Military operators included the Israeli Air Force, Paraguayan Navy, the United States Army Air Forces and South Vietnamese Air Force.
In March, 1946 the first production RC-3 Seabee was completed (NC87457, formerly NX87457), and on July 25 1946 the first Seabee (NC87463, production #13) was delivered at the Republic factory to J.G. (Tex) Rankin of Rankin Aviation Industries of Tulare, California.
In the late 1940s aircraft manufacturers hoped that military pilots returning from the war would want to continue flying civilian aircraft for pleasure and sport. This never occurred to the extent the companies imagined, as most wartime pilots returned home never to fly again. As a result many small, optimistic aircraft companies appeared then quickly disappeared in the immediate postwar years.
On October 4 1947 Republic Aviation Corp. announced that it was discontinuing production of the RC-3 Seabee amphibian for the personal plane market. Republic President Mundy I. Peale stated: "Due to the need of all Republic's production facilities for the manufacture of other types of airplanes, the company has decided to discontinue production of the Seabee". Actually, by summer 1947 the Seabee sales had almost stalled and since June 1947 the production had been put on hold, awaiting further sales. By the end of production a respectable 1,060 Seabees had been built. Though this was far from the 5,000 Seabees per year Republic had hoped to sell, it still represented a significant number of airplanes compared to other struggling aircraft companies of the same era. Only Piper, with their cheap, long lived Cub and Super Cub, Beech's popular Bonanza, and Cessna's early 140s and 150s would sell in numbers greater than the Seabee. This was due in no small part to the very low price of the Seabee. During production, however, the price of the Seabee would rise from its original $3,500 to $4,495 effective July 15, 1946, and to a final price of $6000 effective November 15, 1946. This still represented a remarkable bargain for a four seat all metal amphibian. Republic sold its last new Seabee in 1948. By that time the demand for civilian aircraft had shown itself to be far less than anticipated, and Republic turned its attention back to military contracts, developing the successful F-84 Thunderjet, which was built on the same assembly lines formerly used to build the Seabee.
In the late 1940s and throughout the 1950s, the Seabee became one of the most popular bush planes and air ambulances in countries like Canada, Norway, Sweden as well as the USA. Many life-saving missions were flown by hero Seabee pilots rescuing seriously ill people from remote islands and vast wilderness, as well as Seabee pilots making "impossible" takeoffs and landings from small lakes to deliver supplies to hunters and trappers.

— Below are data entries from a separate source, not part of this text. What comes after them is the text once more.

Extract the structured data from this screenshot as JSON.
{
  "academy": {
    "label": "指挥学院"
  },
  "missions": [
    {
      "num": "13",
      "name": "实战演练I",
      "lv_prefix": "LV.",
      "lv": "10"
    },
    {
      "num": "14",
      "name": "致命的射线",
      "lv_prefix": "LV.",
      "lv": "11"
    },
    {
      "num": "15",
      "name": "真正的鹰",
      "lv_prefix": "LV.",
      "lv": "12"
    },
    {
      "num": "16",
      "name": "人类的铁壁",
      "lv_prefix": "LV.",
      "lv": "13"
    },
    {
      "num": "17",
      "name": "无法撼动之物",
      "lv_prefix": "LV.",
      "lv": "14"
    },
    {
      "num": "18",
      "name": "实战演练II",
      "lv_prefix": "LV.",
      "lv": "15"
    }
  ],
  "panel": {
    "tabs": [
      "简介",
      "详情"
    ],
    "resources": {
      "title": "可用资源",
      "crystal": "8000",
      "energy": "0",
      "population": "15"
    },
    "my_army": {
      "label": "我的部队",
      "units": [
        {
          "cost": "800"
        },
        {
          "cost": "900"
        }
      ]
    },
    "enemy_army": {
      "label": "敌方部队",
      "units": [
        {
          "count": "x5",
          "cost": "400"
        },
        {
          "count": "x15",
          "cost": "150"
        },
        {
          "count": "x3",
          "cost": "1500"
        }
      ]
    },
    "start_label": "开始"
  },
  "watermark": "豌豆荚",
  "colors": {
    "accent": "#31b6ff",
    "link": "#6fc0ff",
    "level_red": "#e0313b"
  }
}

In 2006, over 250 Seabees are still registered and flying, a number that is increasing yearly as new aircraft are assembled from parts and wrecks. A few Seabees are even still operating commercially as bush planes and air taxis. In the history of aviation few aircraft have had longer, or more successful careers than the Seabee.
Modifications to increase the engine size, length of wing, revise the internal structure to provide additional cargo space, modify controls, trim activation, adding a heater, landing light and many others have been available since the early 1970's.